I’ve now had three different people, all quite intelligent by most standards, try to tell me that the earthquake in Japan may end up having a net positive economic effect on Japan’s economy, because of the stimulative effect of all the rebuilding.

This is completely insane.

It is almost, by definition, an example of the broken window fallacy. You cannot create wealth by destroying things. That is not an opinion, or a political argument. It’s not even a case-closed “theory” like evolution or gravity. It’s just true.

Destruction can proportionally re-allocate the total remaining wealth, post-destruction, which can produce relative and localized wealth booms (i.e. the U.S. after WW2, when the rest of the world lay in ruins and we were largely unscathed), but it cannot increase the aggregate size of the pie; the total amount of wealth in the world inherently goes down when things are destroyed. If this were not true, we could just pay people to build houses in the morning, and then pay other people to knock them down at night.  Voila, boom time!

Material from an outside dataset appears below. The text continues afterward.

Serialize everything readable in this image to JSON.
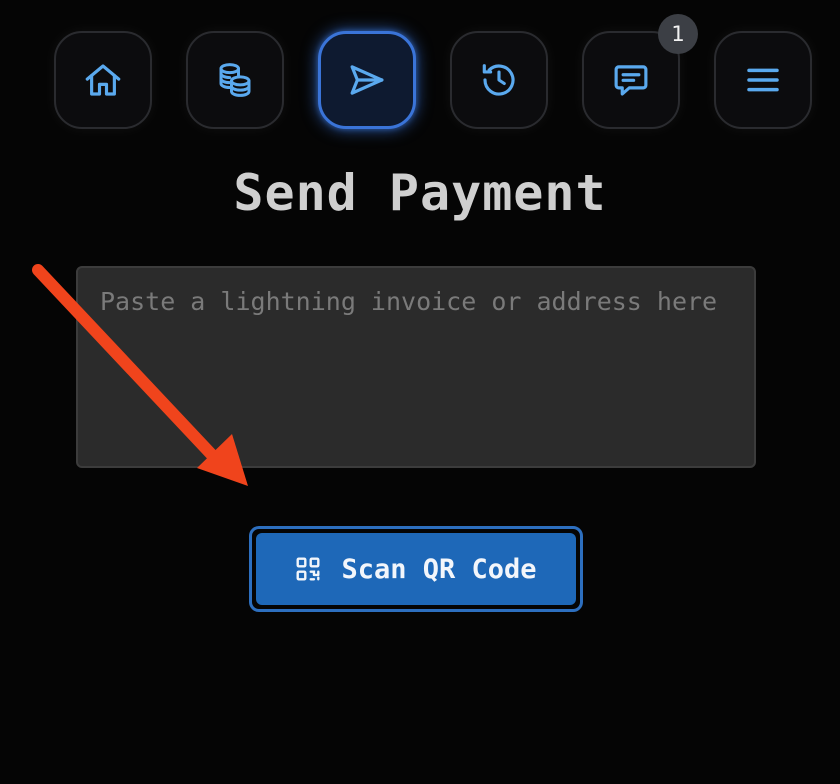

Yes, production in Japan is probably going to go up soon, but it will be production that replaces lost wealth at the expense of the things that would have been created new, absent the earthquake. Maddeningly, the GDP statistic in Japan will also go up, because it does not capture the negative value of capital destruction.

As David Bernstein said in response to a Wall Street Journal piece that said the earthquake may lift the economy in Japan, “Sure, and instead of sending American aid, let’s follow up the earthquake with a few bombing runs over Tokyo. That will really ‘lift the economy.’ Geez.”